Mechanisms of auditory learning include enhancement of both top-down cognitive processing and bottom-up sensory processing (for a review see Moore and Amitay 2007). Given the evidence for limbic system involvement in the emotional reaction to tinnitus (Lockwood et al. 1998, Mirz et al. 2000), it may be that more pro-active forms of training have benefit in terms of reward, and so the implementation of training that uses the principles of frequency discrimination training but which is intrinsically more (top-down) motivating than the simple, reactive training used here may yield significant additional benefit (Amitay et al. 2010).
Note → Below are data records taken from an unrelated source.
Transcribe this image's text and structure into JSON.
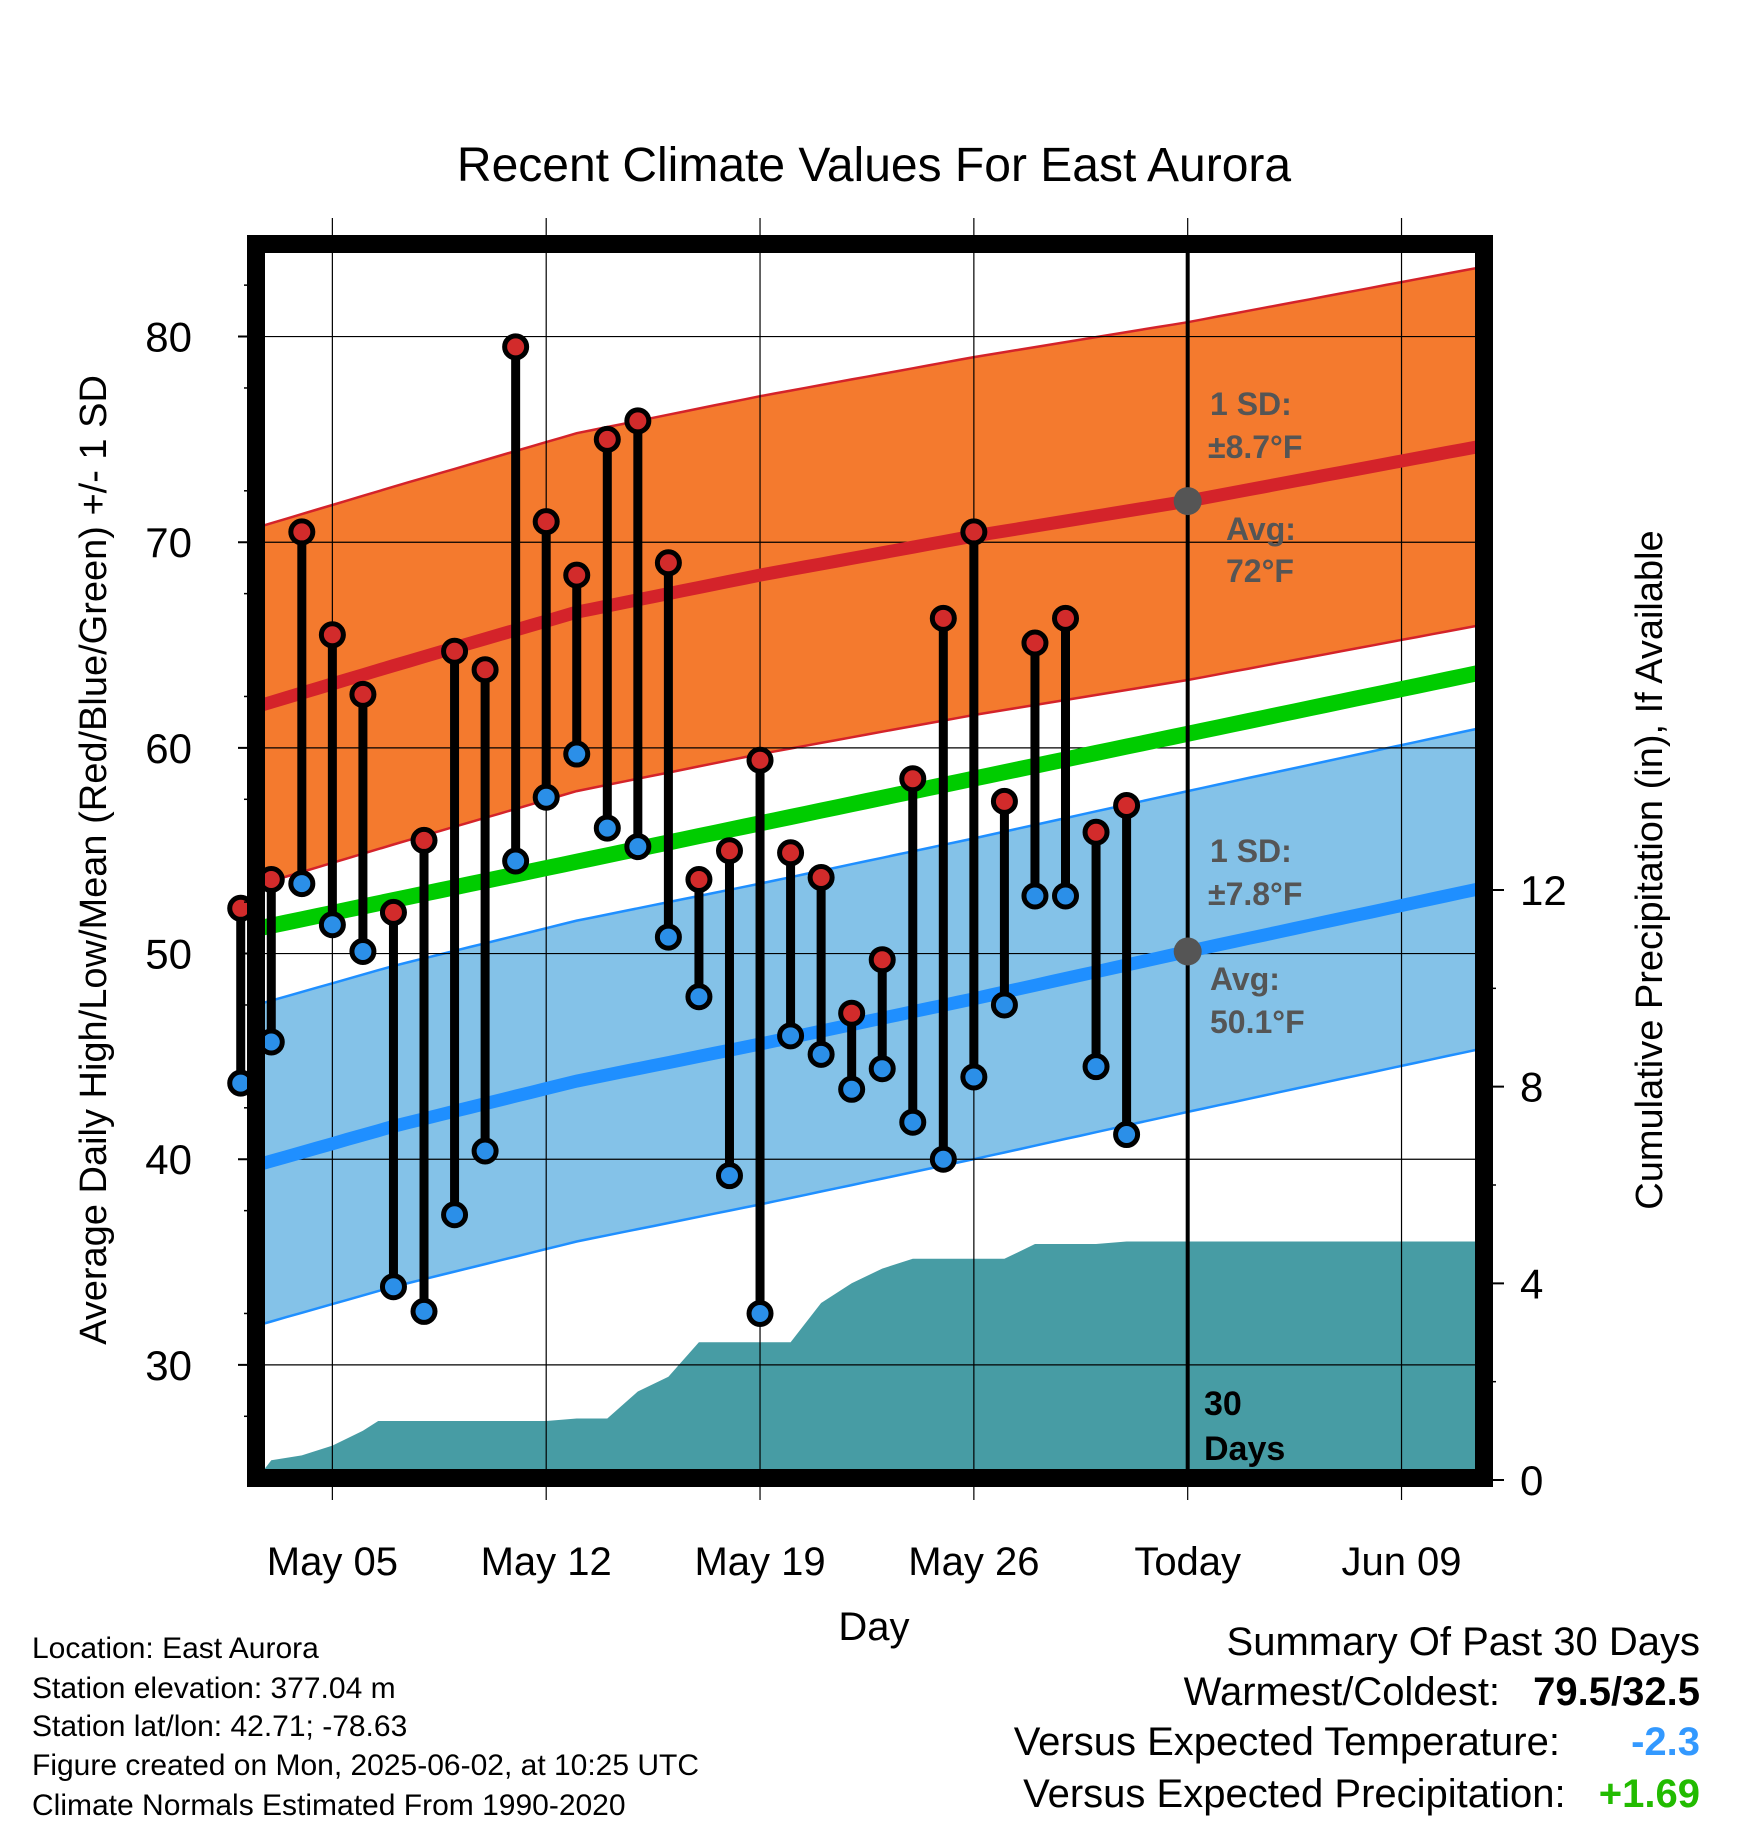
{
  "page": {
    "title": "Recent Climate Values For East Aurora",
    "info": [
      "Location: East Aurora",
      "Station elevation: 377.04 m",
      "Station lat/lon: 42.71; -78.63",
      "Figure created on Mon, 2025-06-02, at 10:25 UTC",
      "Climate Normals Estimated From 1990-2020"
    ],
    "summary": {
      "heading": "Summary Of Past 30 Days",
      "warmest_coldest_label": "Warmest/Coldest:",
      "warmest_coldest_value": "79.5/32.5",
      "temp_label": "Versus Expected Temperature:",
      "temp_value": "-2.3",
      "temp_color": "#3399ff",
      "precip_label": "Versus Expected Precipitation:",
      "precip_value": "+1.69",
      "precip_color": "#22bb00"
    }
  },
  "chart_data": {
    "type": "line",
    "title": "Recent Climate Values For East Aurora",
    "xlabel": "Day",
    "ylabel": "Average Daily High/Low/Mean (Red/Blue/Green) +/- 1 SD",
    "ylabel_right": "Cumulative Precipitation (in), If Available",
    "x_ticks": [
      "May 05",
      "May 12",
      "May 19",
      "May 26",
      "Today",
      "Jun 09"
    ],
    "x_tick_days": [
      4,
      11,
      18,
      25,
      32,
      39
    ],
    "xlim": [
      1.5,
      41.7
    ],
    "ylim": [
      24.5,
      84.5
    ],
    "y_ticks": [
      30,
      40,
      50,
      60,
      70,
      80
    ],
    "y_precip_ticks": [
      0,
      4,
      8,
      12
    ],
    "y_precip_range": [
      0,
      12
    ],
    "today_day": 32,
    "days_label": "30\nDays",
    "colors": {
      "high_band": "#f47a2e",
      "high_line": "#d4232a",
      "low_band": "#84c2e8",
      "low_line": "#1f8fff",
      "mean_line": "#00cc00",
      "precip": "#479ca4",
      "high_dot": "#d22b2b",
      "low_dot": "#2b8fe8",
      "avg_marker": "#555555"
    },
    "normals": {
      "high_avg": [
        [
          1.5,
          62.0
        ],
        [
          6,
          64.0
        ],
        [
          12,
          66.6
        ],
        [
          18,
          68.4
        ],
        [
          25,
          70.3
        ],
        [
          32,
          72.0
        ],
        [
          41.7,
          74.7
        ]
      ],
      "high_sd": 8.7,
      "low_avg": [
        [
          1.5,
          39.7
        ],
        [
          6,
          41.6
        ],
        [
          12,
          43.8
        ],
        [
          18,
          45.6
        ],
        [
          25,
          47.8
        ],
        [
          32,
          50.1
        ],
        [
          41.7,
          53.2
        ]
      ],
      "low_sd": 7.8,
      "mean": [
        [
          1.5,
          51.2
        ],
        [
          41.7,
          63.7
        ]
      ]
    },
    "annotations": {
      "high_sd_text": "1 SD:",
      "high_sd_value": "±8.7°F",
      "high_avg_text": "Avg:",
      "high_avg_value": "72°F",
      "high_avg_point": 72.0,
      "low_sd_text": "1 SD:",
      "low_sd_value": "±7.8°F",
      "low_avg_text": "Avg:",
      "low_avg_value": "50.1°F",
      "low_avg_point": 50.1
    },
    "series": [
      {
        "name": "High",
        "values": [
          52.2,
          53.6,
          70.5,
          65.5,
          62.6,
          52.0,
          55.5,
          64.7,
          63.8,
          79.5,
          71.0,
          68.4,
          75.0,
          75.9,
          69.0,
          53.6,
          55.0,
          59.4,
          54.9,
          53.7,
          47.1,
          49.7,
          58.5,
          66.3,
          70.5,
          57.4,
          65.1,
          66.3,
          55.9,
          57.2
        ]
      },
      {
        "name": "Low",
        "values": [
          43.7,
          45.7,
          53.4,
          51.4,
          50.1,
          33.8,
          32.6,
          37.3,
          40.4,
          54.5,
          57.6,
          59.7,
          56.1,
          55.2,
          50.8,
          47.9,
          39.2,
          32.5,
          46.0,
          45.1,
          43.4,
          44.4,
          41.8,
          40.0,
          44.0,
          47.5,
          52.8,
          52.8,
          44.5,
          41.2
        ]
      }
    ],
    "day_index": [
      1,
      2,
      3,
      4,
      5,
      6,
      7,
      8,
      9,
      10,
      11,
      12,
      13,
      14,
      15,
      16,
      17,
      18,
      19,
      20,
      21,
      22,
      23,
      24,
      25,
      26,
      27,
      28,
      29,
      30
    ],
    "precip_cumulative": [
      [
        1.5,
        0.0
      ],
      [
        2.0,
        0.4
      ],
      [
        3.0,
        0.5
      ],
      [
        4.0,
        0.7
      ],
      [
        5.0,
        1.0
      ],
      [
        5.5,
        1.2
      ],
      [
        6.0,
        1.2
      ],
      [
        7.0,
        1.2
      ],
      [
        10.0,
        1.2
      ],
      [
        11.0,
        1.2
      ],
      [
        12.0,
        1.25
      ],
      [
        13.0,
        1.25
      ],
      [
        14.0,
        1.8
      ],
      [
        15.0,
        2.1
      ],
      [
        16.0,
        2.8
      ],
      [
        17.0,
        2.8
      ],
      [
        18.0,
        2.8
      ],
      [
        19.0,
        2.8
      ],
      [
        20.0,
        3.6
      ],
      [
        21.0,
        4.0
      ],
      [
        22.0,
        4.3
      ],
      [
        23.0,
        4.5
      ],
      [
        24.0,
        4.5
      ],
      [
        25.0,
        4.5
      ],
      [
        26.0,
        4.5
      ],
      [
        27.0,
        4.8
      ],
      [
        28.0,
        4.8
      ],
      [
        29.0,
        4.8
      ],
      [
        30.0,
        4.85
      ],
      [
        32.0,
        4.85
      ],
      [
        41.7,
        4.85
      ]
    ]
  }
}
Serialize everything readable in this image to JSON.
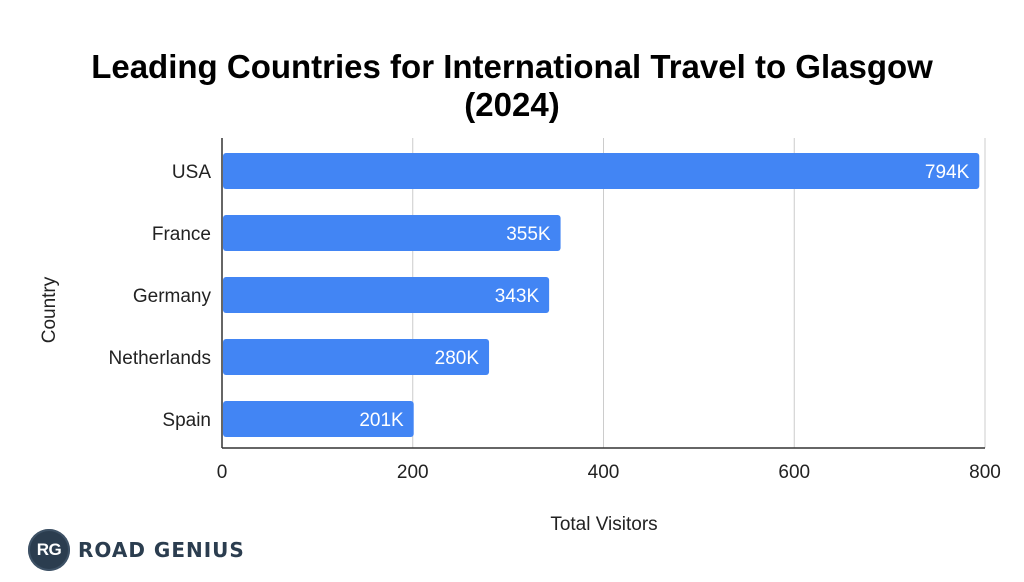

Frequency discrimination training, for most individuals leads to measurable perceptual learning, and for some appears to have benefit in terms of a small reduction in tinnitus handicap. However, this is not specifically associated with compensatory sound enrichment: thus, we do not report any major significant differences between five groups of participants here. The current study also does not allow us to conclusively identify participant characteristics that would indicate training as a useful intervention for a given individual, although those with less intrusiveness tinnitus at baseline appeared to fare best. Further indicators for the efficacy of the intervention may come from studies that concentrate efforts on training larger cohorts of individuals on the same stimulus. Given the effects reported here, future studies should also include a control group who perform a task other than frequency discrimination training, or who receive a form of passive sound stimulation only. Given strong evidence for the role of lateral inhibition in tinnitus generation, it would be of great interest to test for any differential effects of training groups of individuals matched for their tinnitus spectra using various frequencies outside the spectrum of their tinnitus and hearing loss. Future work should concentrate on optimising the efficacy of training by delivering it in different, potentially more engaging formats and over longer-term studies, before exploring its physiological mechanisms of action.